You can. It’s not breaking news that VPNs are a well-known way to get around geoblocking. Savvy bike racing fans circa 2022 would not fail to notice that you can watch a lot more of GCN + races by, say, pretending to be Scottish. Two thoughts on all that:

First, a practical consideration: broadcasters continue to get more sophisticated at enforcing geoblocking, so one day (which of course will be a big race you really want to watch) it’s possible your VPN trick will get shut down like Lehman Brothers. Skipping the VPN altogether for a free re-broadcast service? Click very carefully when closing those pop-up ads, or your computer might get digital herpes.

Our other, more philosophical, comment: content isn’t free. Never was; it was just subsidized by ad dollars that are increasingly flowing to just a few major players (see page 13). The writer of this article (hi, it’s me, Joe Lindsey) got paid to do the legwork and put together this resource because CT sells ads and VeloClub subscriptions, possibly to lovely people like you. Thank you.

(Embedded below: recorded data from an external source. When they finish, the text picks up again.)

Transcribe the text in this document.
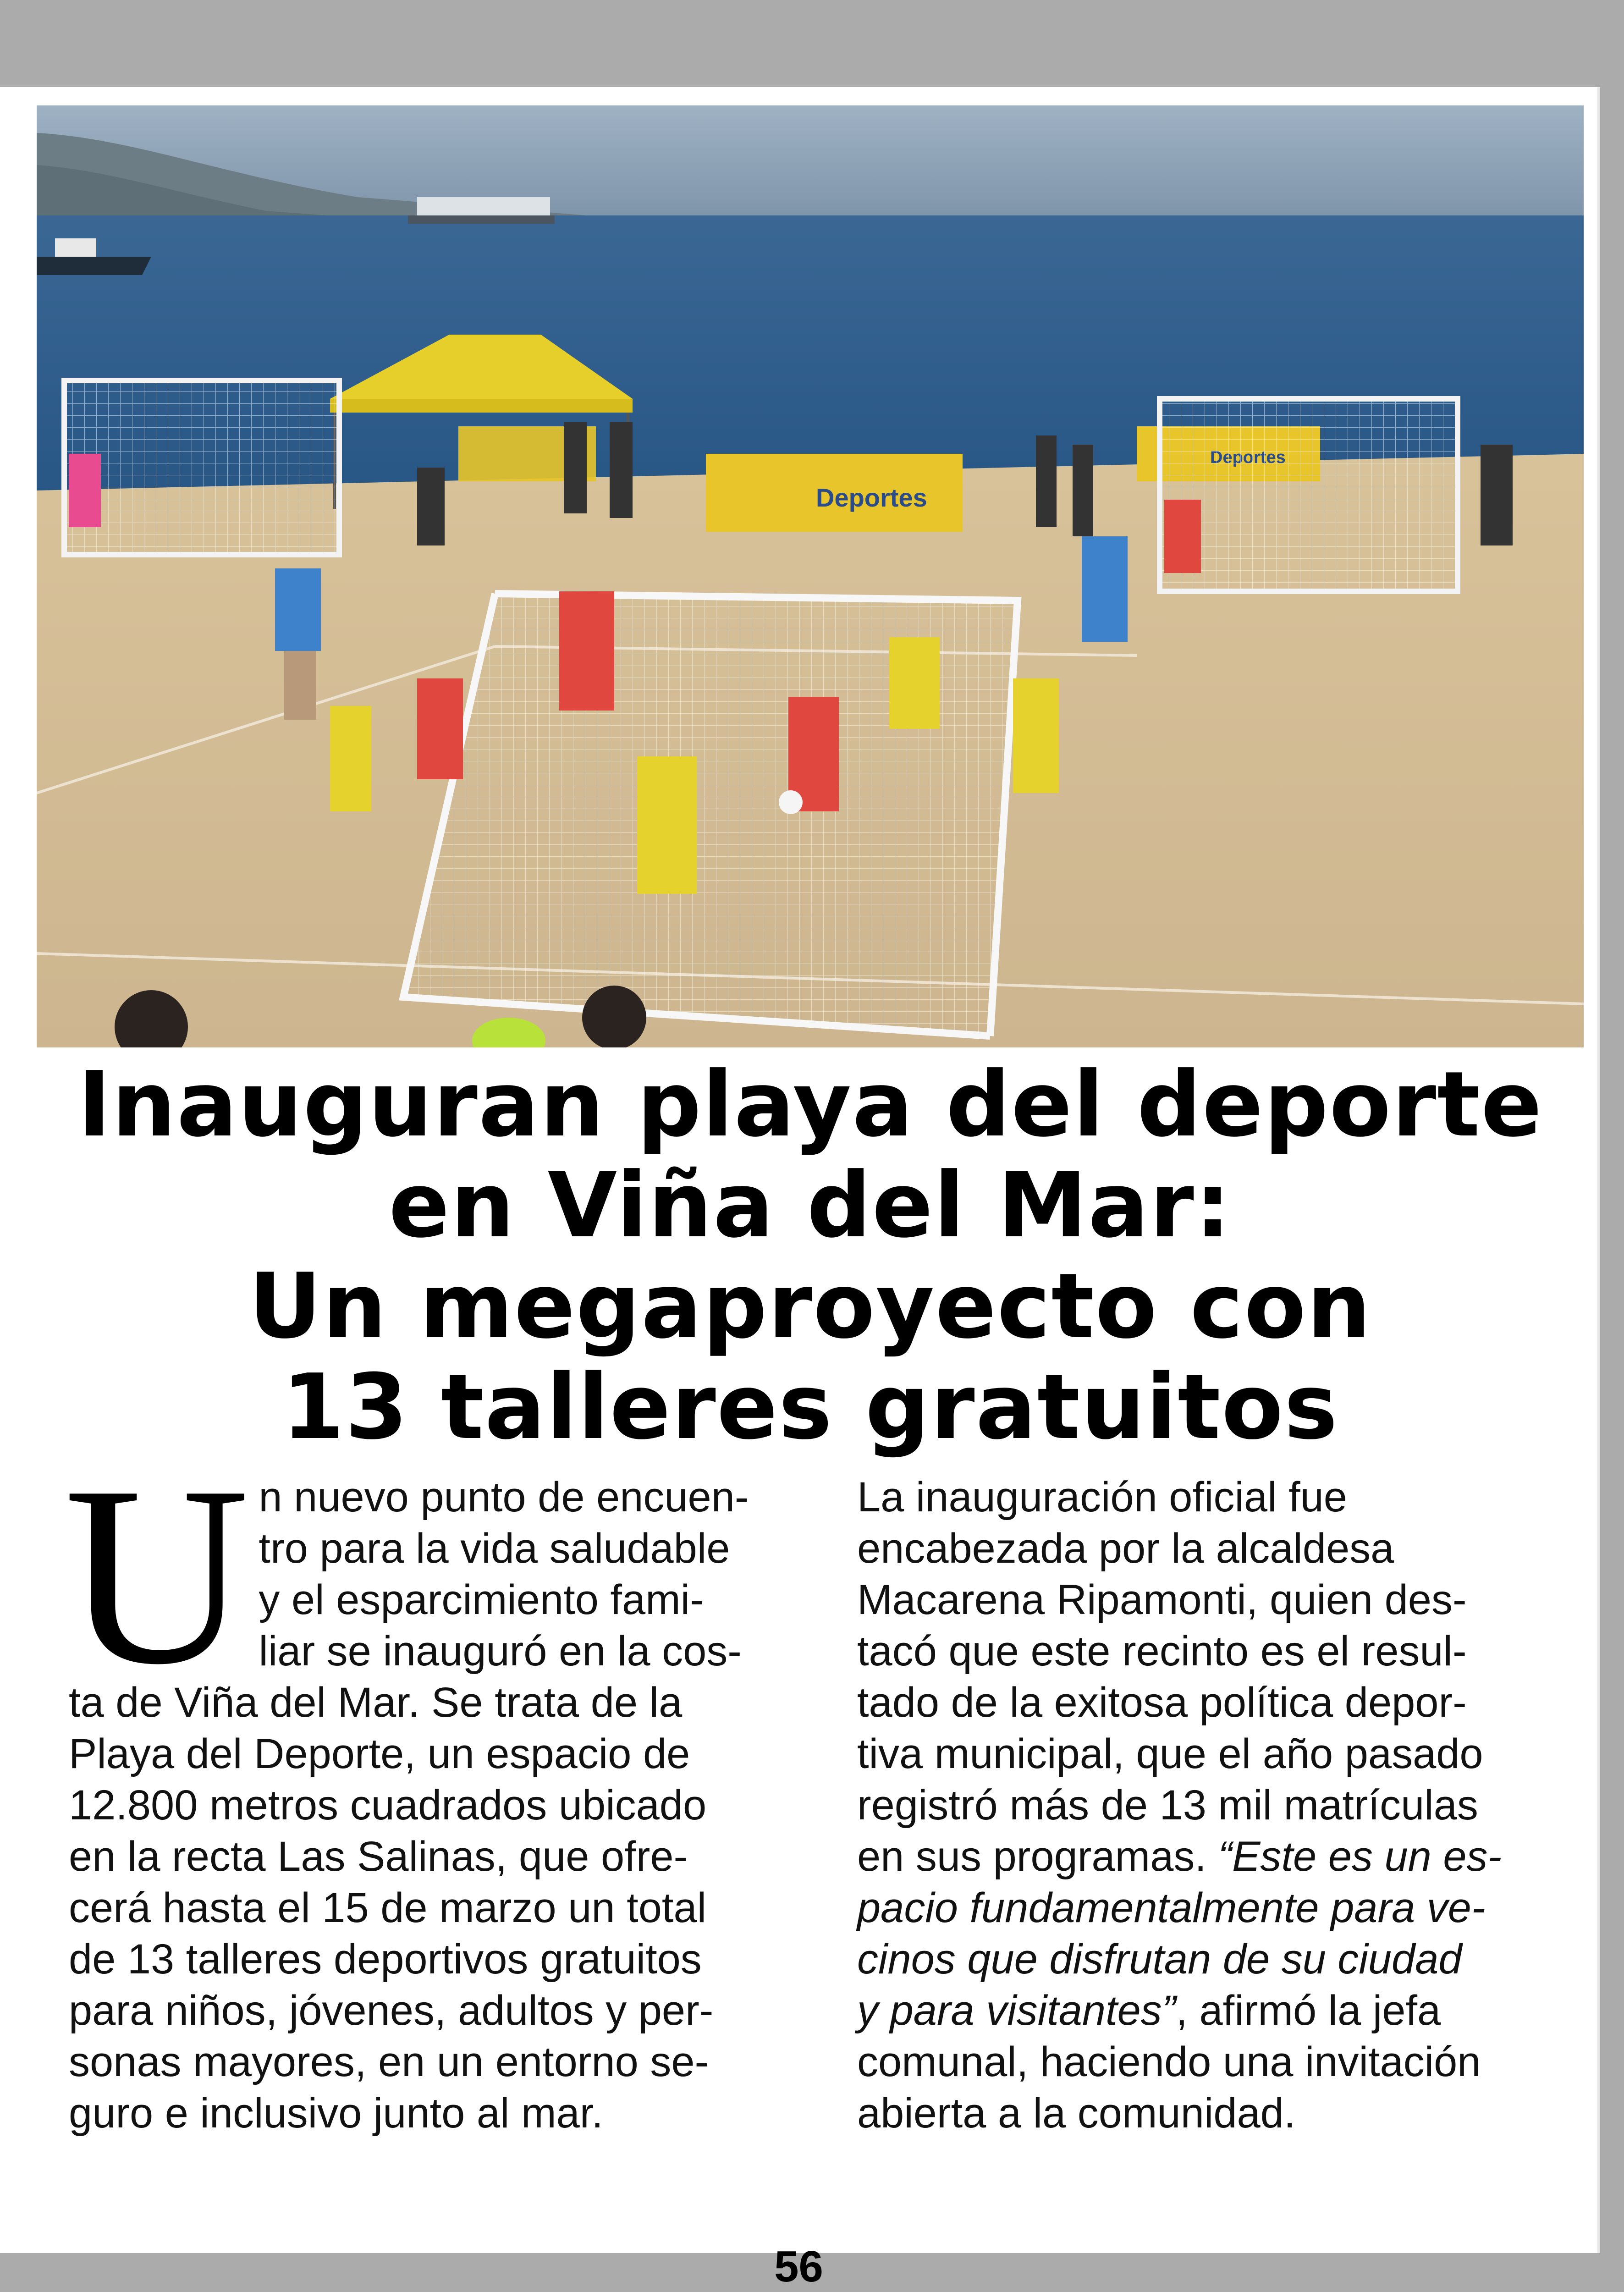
Deportes
Inauguran playa del deporte
en Viña del Mar:
Un megaproyecto con
13 talleres gratuitos
U n nuevo punto de encuen-
tro para la vida saludable
y el esparcimiento fami-
liar se inauguró en la cos-
ta de Viña del Mar. Se trata de la
Playa del Deporte, un espacio de
12.800 metros cuadrados ubicado
en la recta Las Salinas, que ofre-
cerá hasta el 15 de marzo un total
de 13 talleres deportivos gratuitos
para niños, jóvenes, adultos y per-
sonas mayores, en un entorno se-
guro e inclusivo junto al mar.

La inauguración oficial fue
encabezada por la alcaldesa
Macarena Ripamonti, quien des-
tacó que este recinto es el resul-
tado de la exitosa política depor-
tiva municipal, que el año pasado
registró más de 13 mil matrículas
en sus programas. “Este es un es-
pacio fundamentalmente para ve-
cinos que disfrutan de su ciudad
y para visitantes”, afirmó la jefa
comunal, haciendo una invitación
abierta a la comunidad.

56
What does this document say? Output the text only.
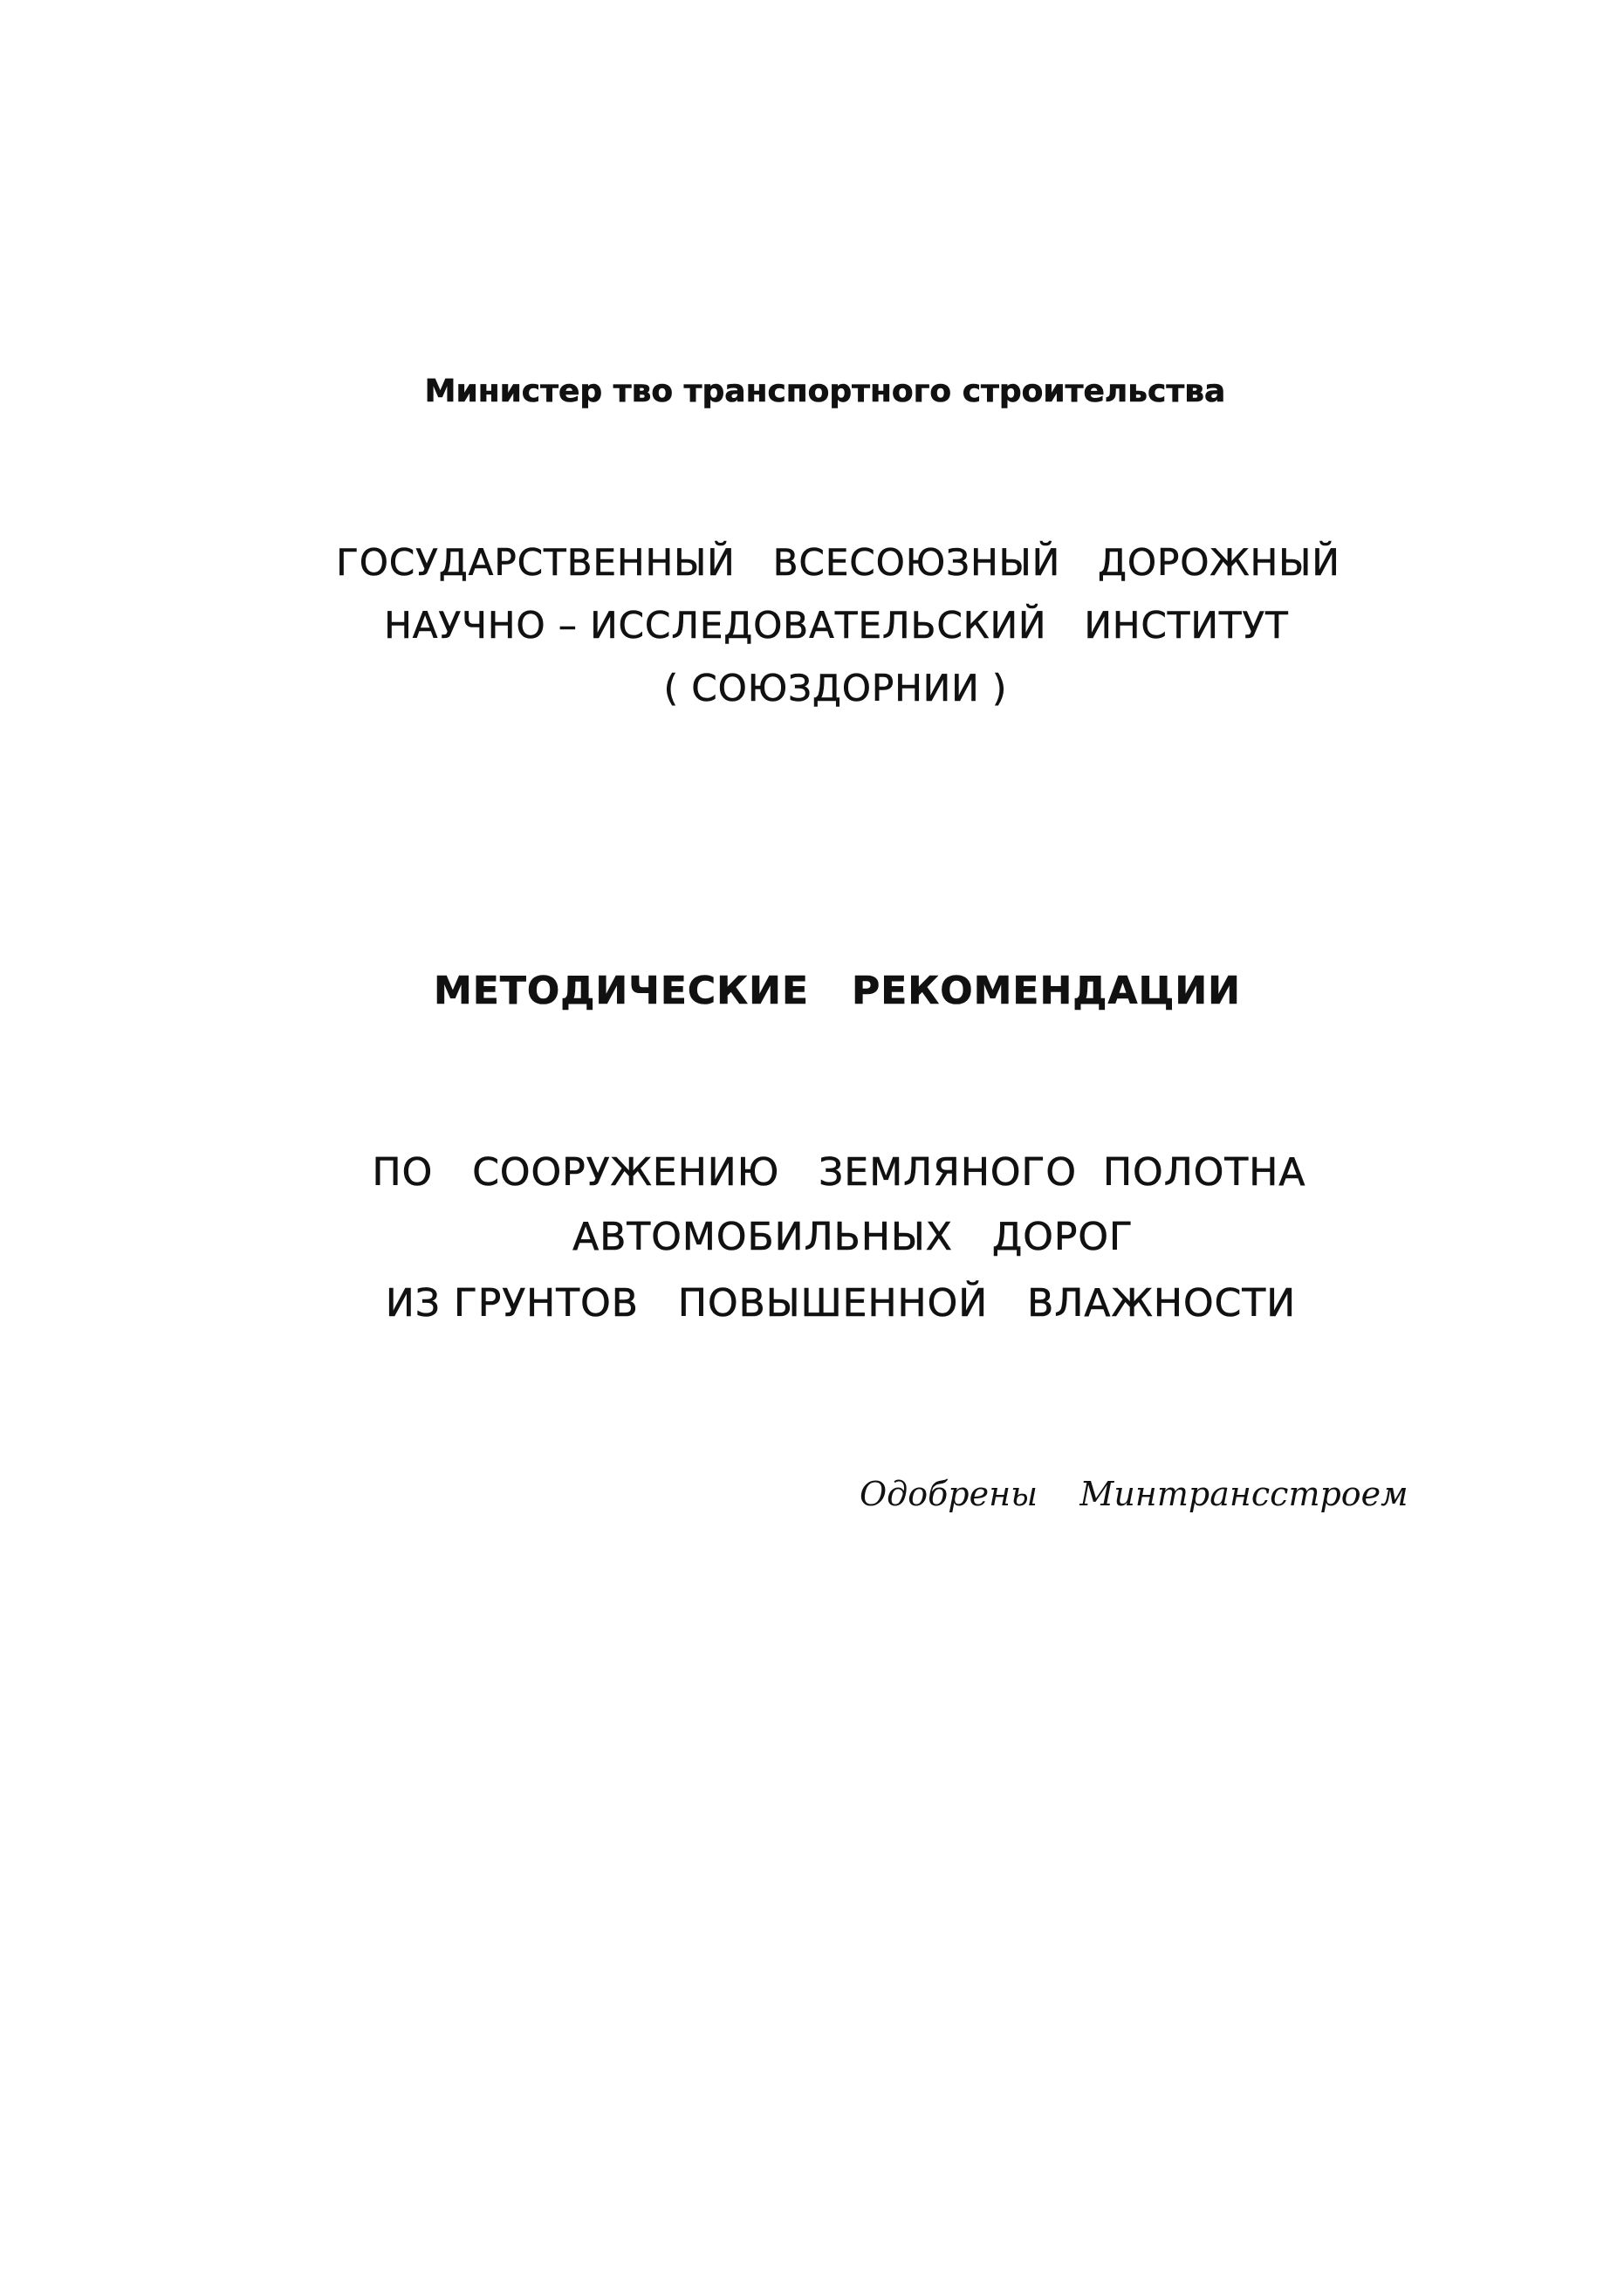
Министер тво транспортного строительства
ГОСУДАРСТВЕННЫЙ   ВСЕСОЮЗНЫЙ   ДОРОЖНЫЙ
НАУЧНО – ИССЛЕДОВАТЕЛЬСКИЙ   ИНСТИТУТ
( СОЮЗДОРНИИ )
МЕТОДИЧЕСКИЕ   РЕКОМЕНДАЦИИ
ПО   СООРУЖЕНИЮ   ЗЕМЛЯНОГО  ПОЛОТНА
АВТОМОБИЛЬНЫХ   ДОРОГ
ИЗ ГРУНТОВ   ПОВЫШЕННОЙ   ВЛАЖНОСТИ
Одобрены    Минтрансстроем
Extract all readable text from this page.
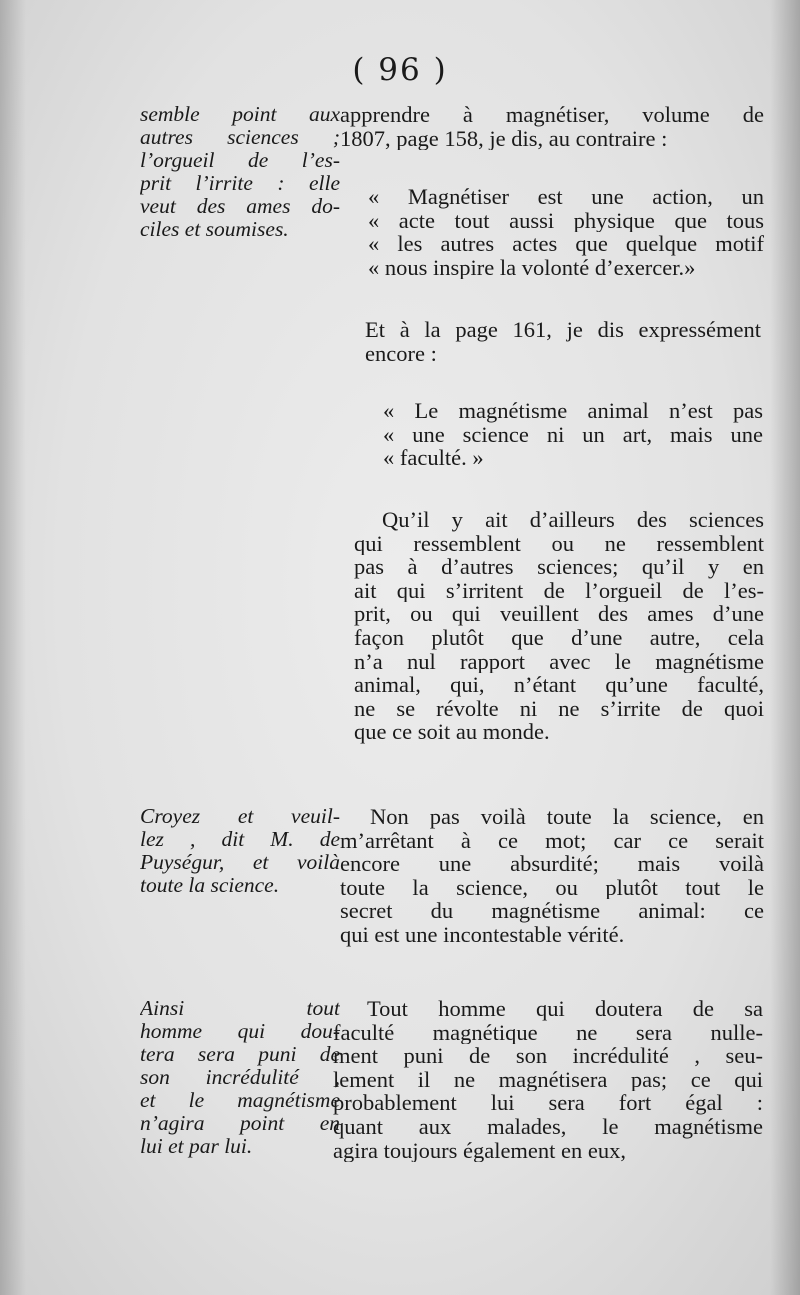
( 96 )
semble point aux
autres sciences ;
l’orgueil de l’es-
prit l’irrite : elle
veut des ames do-
ciles et soumises.
Croyez et veuil-
lez , dit M. de
Puységur, et voilà
toute la science.
Ainsi tout
homme qui dou-
tera sera puni de
son incrédulité ,
et le magnétisme
n’agira point en
lui et par lui.
apprendre à magnétiser, volume de
1807, page 158, je dis, au contraire :
« Magnétiser est une action, un
« acte tout aussi physique que tous
« les autres actes que quelque motif
« nous inspire la volonté d’exercer.»
Et à la page 161, je dis expressément
encore :
« Le magnétisme animal n’est pas
« une science ni un art, mais une
« faculté. »
Qu’il y ait d’ailleurs des sciences
qui ressemblent ou ne ressemblent
pas à d’autres sciences; qu’il y en
ait qui s’irritent de l’orgueil de l’es-
prit, ou qui veuillent des ames d’une
façon plutôt que d’une autre, cela
n’a nul rapport avec le magnétisme
animal, qui, n’étant qu’une faculté,
ne se révolte ni ne s’irrite de quoi
que ce soit au monde.
Non pas voilà toute la science, en
m’arrêtant à ce mot; car ce serait
encore une absurdité; mais voilà
toute la science, ou plutôt tout le
secret du magnétisme animal: ce
qui est une incontestable vérité.
Tout homme qui doutera de sa
faculté magnétique ne sera nulle-
ment puni de son incrédulité , seu-
lement il ne magnétisera pas; ce qui
probablement lui sera fort égal :
quant aux malades, le magnétisme
agira toujours également en eux,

$ 260 a year — the total cost of all three streaming subs listed — is objectively a decent amount of money. It’s a new pair of very nice cycling shoes. Or a couple of weeks of groceries for two. But if you can afford it, $ 260 also gets you access to roughly 175 days of bike racing: one-day Classics, Grand Tours, week-long stage races, new women’s events, you name it. That’s about $ 1.50 per day of racing.

If you like to watch racing as much as we do, consider whether you think that’s worth it to support the people who bring it to you.